La France, en la matière, fait figure d'exception.Dans les pays scandinaves, le consensus est là!!

Publié le par Alain Genestine



Gauche /droite mode d'emploi

sociaux démocrates et conservateurs en Europe

En dix ans, la gauche a perdu la majorité des gouvernements des 27. La social-démocratie est en crise et n'ose pas rompre les liens avec ses éléments radicaux, de peur de perdre des voix. Au point de ne pas en gagner. Jamais la droite n'avait eu autant de pouvoir en Europe. Capable de se moderniser et forte d'une identité néo-libérale affirmée, elle séduit de plus en plus l'électorat européen.

1998 : année phare de la gauche européenne. Tony Blair au Royaume-Uni, Lionel Jospin en France, Gerhard Schröder en Allemagne : les technocrates de la « troisième voie » cumulent les succès économiques. Entre social-démocratie et néo-libéralisme, la politique du centre-gauche semble de taille à rompre les crimes de l'ogre capitaliste, destructeur d'emplois et bouffeur d'Etat-providence.
Dix ans après : le socialisme est mort, enterré et oublié. Dans tous les pays de l'Union, les idéaux d'origine de la gauche sont mis à la trappe. Seuls l'Espagne de Zapatero et la Bulgarie de Serguei Stanichev se réclament encore d'un parti de gauche gauchisant. José Sócrates, Premier ministre du Portugal, assure que « l'affirmation du Parti socialiste se fait au centre ».

Revers cuisants pour la gauche

Entre espoir et désarroi, les sociaux-démocrates de tous les pays tentent l'union impossible avec la gauche radicale. Pour défendre un projet alliant exigences d'une économie sociale de marché à la défense des droits des travailleurs. Aucun parti de gauche réformiste ne réussit à l'emporter de cette façon.
Depuis les années 2000, la gauche connaît donc des revers cuisants. En Allemagne, Schröder laisse la place à Merkel. L'Islande de Geir Haarde, le Danemark d'Anders Fogh Rasmussen et la Suède de Fredrik Reinfeldt, à forte tradition sociale-démocrate, prennent le pari du libéralisme. En Pologne, les élections européennes de 2004 et les législatives de 2005 voient l'avancée de la droite chrétienne et populiste. Les frères Jaroslaw et Lech Kaczynskil'emportent contre l'union des socialistes.

Car cette crise d'identité se retrouve aussi chez les nouveaux entrants de l'Union. Comme en Slovénie, où le Premier ministre de gauche Janez Jansa ordonne les mesures les plus libérales que le pays ait connu. Ou en Hongrie, où se forme en 2004 une coalition du parti socialiste et des libéraux de gauche. Et entraîne d'énormes contestations en 2005 contre les réformes économiques sévères de Ferenc Gyurcsány. La division des socialistes lors des référendums hollandais et français sur le TCE le révèle : la gauche sociale-démocrate n'est plus capable de construire l'alliance entre classes moyennes et exclus, salariés et chômeurs. Une union qui garantissait son succès. Auparavant. Les classes moyennes voient leur intérêt ailleurs qu'à gauche. De plus en plus tournées vers la droite, qui a fait sien le combat pour une société toujours plus libérale. Avec quelques résultats notables.

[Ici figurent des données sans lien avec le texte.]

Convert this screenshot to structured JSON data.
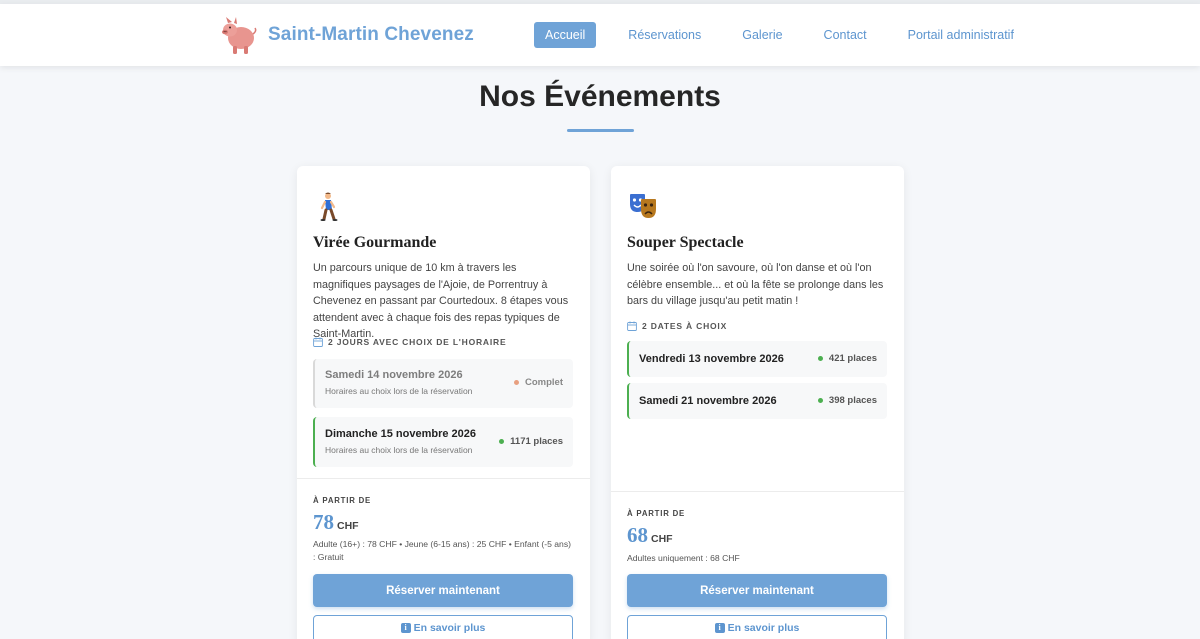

Réformer l'Etat Providence

La moitié des gouvernements européens sont de centre-droit ou libéraux. A part en Pologne, la droite conservatrice a fait son temps en Europe. Place à la droite moderne ! Nationaliste, comme le Premier ministre letton Aigars Kalvitis ou son pendant maltais Lawrence Gonzi. Chrétien-social, comme Jean-Claude Juncker, au Luxembourg. Ou d'essence libérale, tel Andrus Ansip, en Estonie.
Tous s'entendent sur un même point et l'assument : l'Etat-providence a besoin d'être réformé pour réduire les dépenses et permettre aux entreprises de ne plus être menacées par la concurrence.
Exonération des charges sociales, réformes des retraites, démantèlement des services publics... Aux Pays-Bas, où Jan Peter Balkenende a dirigé les mesures les plus douloureuses, la croissance revient. En Belgique, le Premier ministre Guy Verhofstadt a autant contribué, par ses mesures libérales, au retour de la croissance qu'à la division du peuple belge.
La France, en la matière, fait figure d'exception. Les gouvernements successifs de Raffarin et Villepin font face à une contestation énorme contre les réformes des retraites et de la sécurité sociale.

Dans les pays scandinaves, le consensus est là. Le modèle danois de « flexsécurité » se retrouve dans tout le Nord de l'Europe. Le dialogue social suédois fait rêver jusqu'à Ségolène Royal. Mais ce qui fut imposé par les sociaux-démocrates dans les années 90 peut être menacé par les libéraux qui viennent d'être élus en Suède et au Danemark.